Home Google Launches Priority Inbox to Help You Fight Email Overload

Google Launches Priority Inbox to Help You Fight Email Overload

Every single day, people send about 294 billion emails and the average knowledge worker now spends close to 13 hours per week on managing email. Over the last few months, we have seen a number of tools that help users to manage their email in Google’s Gmail more effectively. Today, Google itself is joining the fray with Priority Inbox. Once activated, Priority Inbox splits your Gmail inbox into three sections: important messages, starred messages and everything else. The system automatically learns which messages are most likely to be important to you and places them at the top of your email queue.

As Matt Glotzbach, Google’s product management director for Google Enterprise, told us earlier today, Priority Inbox functions like a reverse spam filter. Instead of looking for spam, however, Priority Inbox tries to determine which emails are most important to you. It examines a number of implicit and explicit signals, including who the people are that you tend to email most often and which emails you star, delete, archive and answer. You can also train the algorithm explicitly with the help of a +/- button. Based on this algorithm, Google then calculates a priority score for every email and will push the most important messages to the top of the list.

Until now, most of us just organized our inbox chronologically. By focusing on “importance,” Priority Inbox uses a very different paradigm. According to Google’s own data based on early tests of the system, “testers spent 6% less time managing email after enabling Priority Inbox.” While that does not sound like much, it adds up to a whole week of recovered time each year for the typical information worker.

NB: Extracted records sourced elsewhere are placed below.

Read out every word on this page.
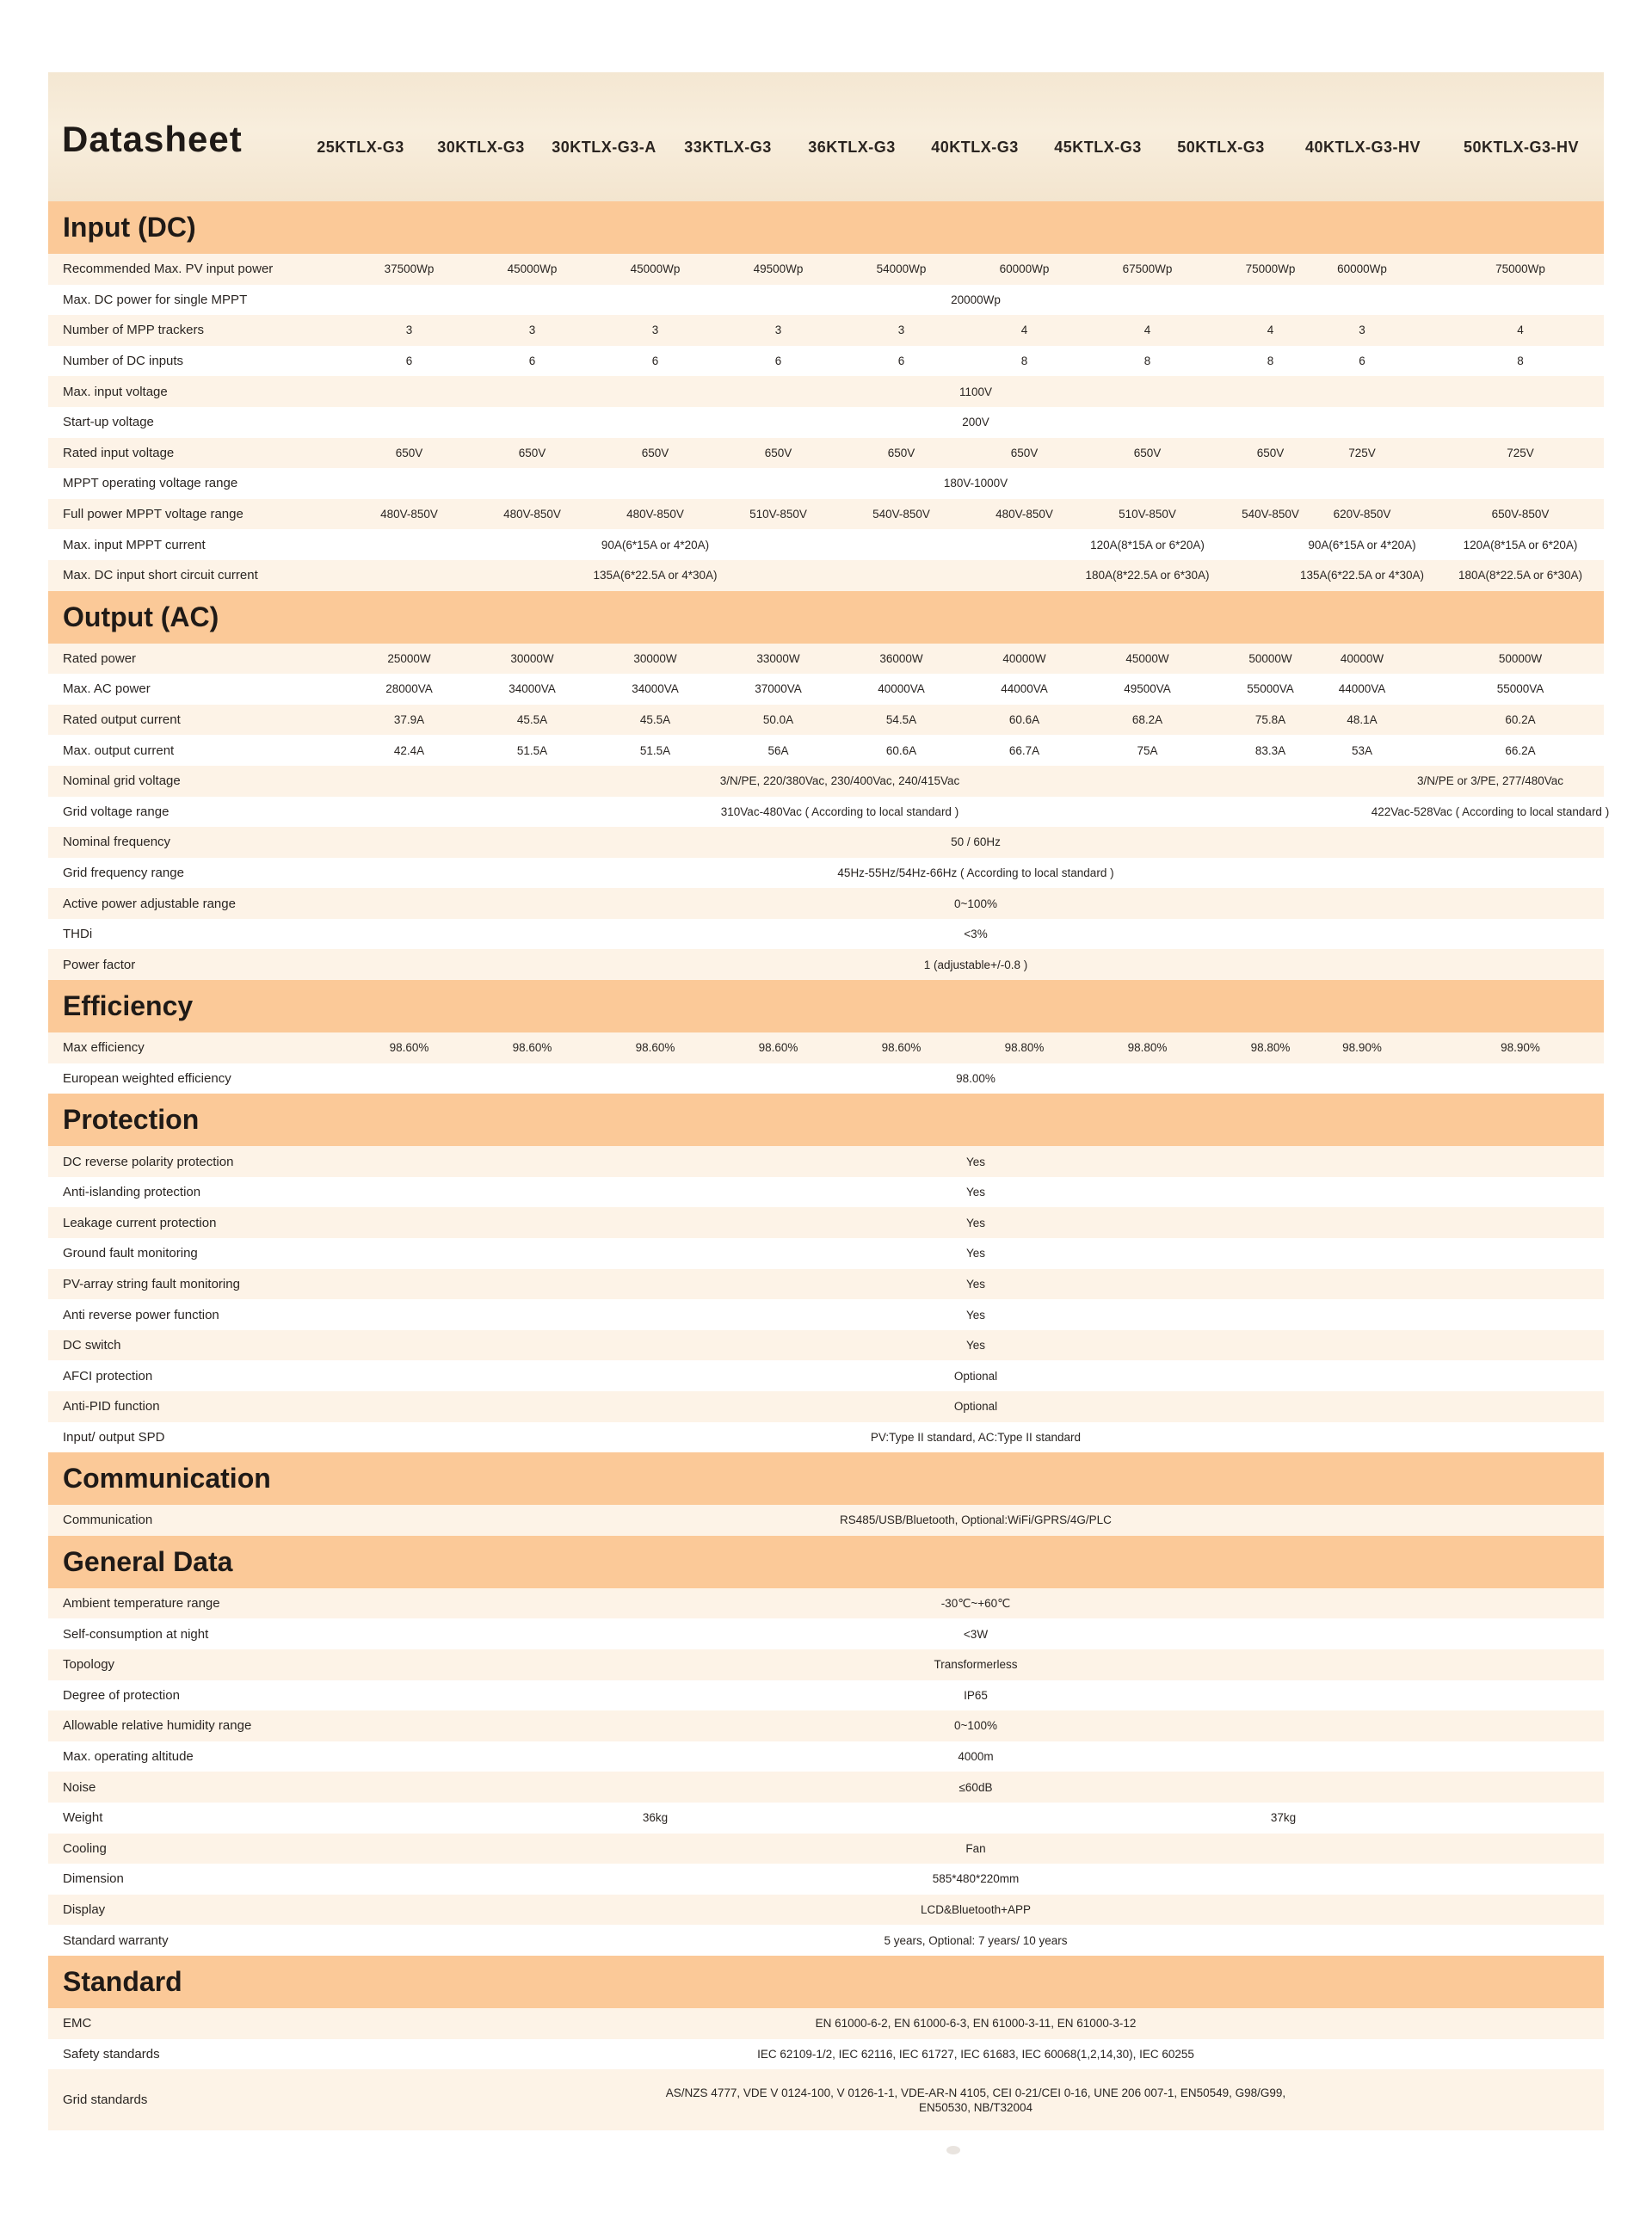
Datasheet	25KTLX-G3 30KTLX-G3 30KTLX-G3-A 33KTLX-G3 36KTLX-G3 40KTLX-G3 45KTLX-G3 50KTLX-G3	40KTLX-G3-HV	50KTLX-G3-HV
Input (DC)
Recommended Max. PV input power	37500Wp	45000Wp	45000Wp	49500Wp	54000Wp	60000Wp	67500Wp	75000Wp	60000Wp	75000Wp
Max. DC power for single MPPT	20000Wp
Number of MPP trackers	3	3	3	3	3	4	4	4	3	4
Number of DC inputs	6	6	6	6	6	8	8	8	6	8
Max. input voltage	1100V
Start-up voltage	200V
Rated input voltage	650V	650V	650V	650V	650V	650V	650V	650V	725V	725V
MPPT operating voltage range	180V-1000V
Full power MPPT voltage range	480V-850V	480V-850V	480V-850V	510V-850V	540V-850V	480V-850V	510V-850V	540V-850V	620V-850V	650V-850V
Max. input MPPT current	90A(6*15A or 4*20A)	120A(8*15A or 6*20A)	90A(6*15A or 4*20A)	120A(8*15A or 6*20A)
Max. DC input short circuit current	135A(6*22.5A or 4*30A)	180A(8*22.5A or 6*30A)	135A(6*22.5A or 4*30A)	180A(8*22.5A or 6*30A)
Output (AC)
Rated power	25000W	30000W	30000W	33000W	36000W	40000W	45000W	50000W	40000W	50000W
Max. AC power	28000VA	34000VA	34000VA	37000VA	40000VA	44000VA	49500VA	55000VA	44000VA	55000VA
Rated output current	37.9A	45.5A	45.5A	50.0A	54.5A	60.6A	68.2A	75.8A	48.1A	60.2A
Max. output current	42.4A	51.5A	51.5A	56A	60.6A	66.7A	75A	83.3A	53A	66.2A
Nominal grid voltage	3/N/PE, 220/380Vac, 230/400Vac, 240/415Vac	3/N/PE or 3/PE, 277/480Vac
Grid voltage range	310Vac-480Vac ( According to local standard )	422Vac-528Vac ( According to local standard )
Nominal frequency	50 / 60Hz
Grid frequency range	45Hz-55Hz/54Hz-66Hz ( According to local standard )
Active power adjustable range	0~100%
THDi	<3%
Power factor	1 (adjustable+/-0.8 )
Efficiency
Max efficiency	98.60%	98.60%	98.60%	98.60%	98.60%	98.80%	98.80%	98.80%	98.90%	98.90%
European weighted efficiency	98.00%
Protection
DC reverse polarity protection	Yes
Anti-islanding protection	Yes
Leakage current protection	Yes
Ground fault monitoring	Yes
PV-array string fault monitoring	Yes
Anti reverse power function	Yes
DC switch	Yes
AFCI protection	Optional
Anti-PID function	Optional
Input/ output SPD	PV:Type II standard, AC:Type II standard
Communication
Communication	RS485/USB/Bluetooth, Optional:WiFi/GPRS/4G/PLC
General Data
Ambient temperature range	-30℃~+60℃
Self-consumption at night	<3W
Topology	Transformerless
Degree of protection	IP65
Allowable relative humidity range	0~100%
Max. operating altitude	4000m
Noise	≤60dB
Weight	36kg	37kg
Cooling	Fan
Dimension	585*480*220mm
Display	LCD&Bluetooth+APP
Standard warranty	5 years, Optional: 7 years/ 10 years
Standard
EMC	EN 61000-6-2, EN 61000-6-3, EN 61000-3-11, EN 61000-3-12
Safety standards	IEC 62109-1/2, IEC 62116, IEC 61727, IEC 61683, IEC 60068(1,2,14,30), IEC 60255
Grid standards	AS/NZS 4777, VDE V 0124-100, V 0126-1-1, VDE-AR-N 4105, CEI 0-21/CEI 0-16, UNE 206 007-1, EN50549, G98/G99, EN50530, NB/T32004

In addition to the focus on important messages, Priority Inbox also adds a new section for starred emails to your inbox. If you use Gmail stars regularly to mark messages that you need to act upon at a later point, you can now rest assured that these starred messages will remain visible in your inbox and won’t get pushed to the next page and out of sight by new mail.

Customize Your Priority Inbox

Google allows users to extensively customize Priority Inbox. You can change how many messages you see per section, for example, and you can also choose which sections you want to see in your inbox (Important, Important and Unread, Unread, Starred, etc.). Of course, you can also choose to turn Priority Inbox off. These customization option are available through the Gmail settings menu and also directly in the Gmail interface.

Getting Things Done with Priority Inbox

Earlier today, we also got a chance to talk to David Allen, author of Getting Things Done, about today’s new Gmail features. Allen, who is well known in technology circles for his ideas about productivity and managing email, told us that he was rather skeptical when he first heard about this new tool. After talking to Google about it though, he now thinks that it can help Gmail users make more effective decisions about their email and to avoid constantly looking at their email in what he calls the “emergency scanning mode” because they have no way to prioritize all the messages in their inboxes. Allen also thinks that the combination of Gmail stars in addition to the algorithm will help people to remain in control of their email. The assumption behind this, of course, is that Google’s algorithm does indeed work as advertised.

In our own test this afternoon, the algorithm did a good job at highlighting important messages, but we will have to test it over a longer period of time before we can make a definitive statement about its usefulness.

Availability

Google plans to roll out Priority Inbox to all regular Gmail accounts and Google Apps users over the next day. For Google Apps users, the account administrator has to flip “enable pre-release features” switch in the Google Apps settings before users can access this new functionality.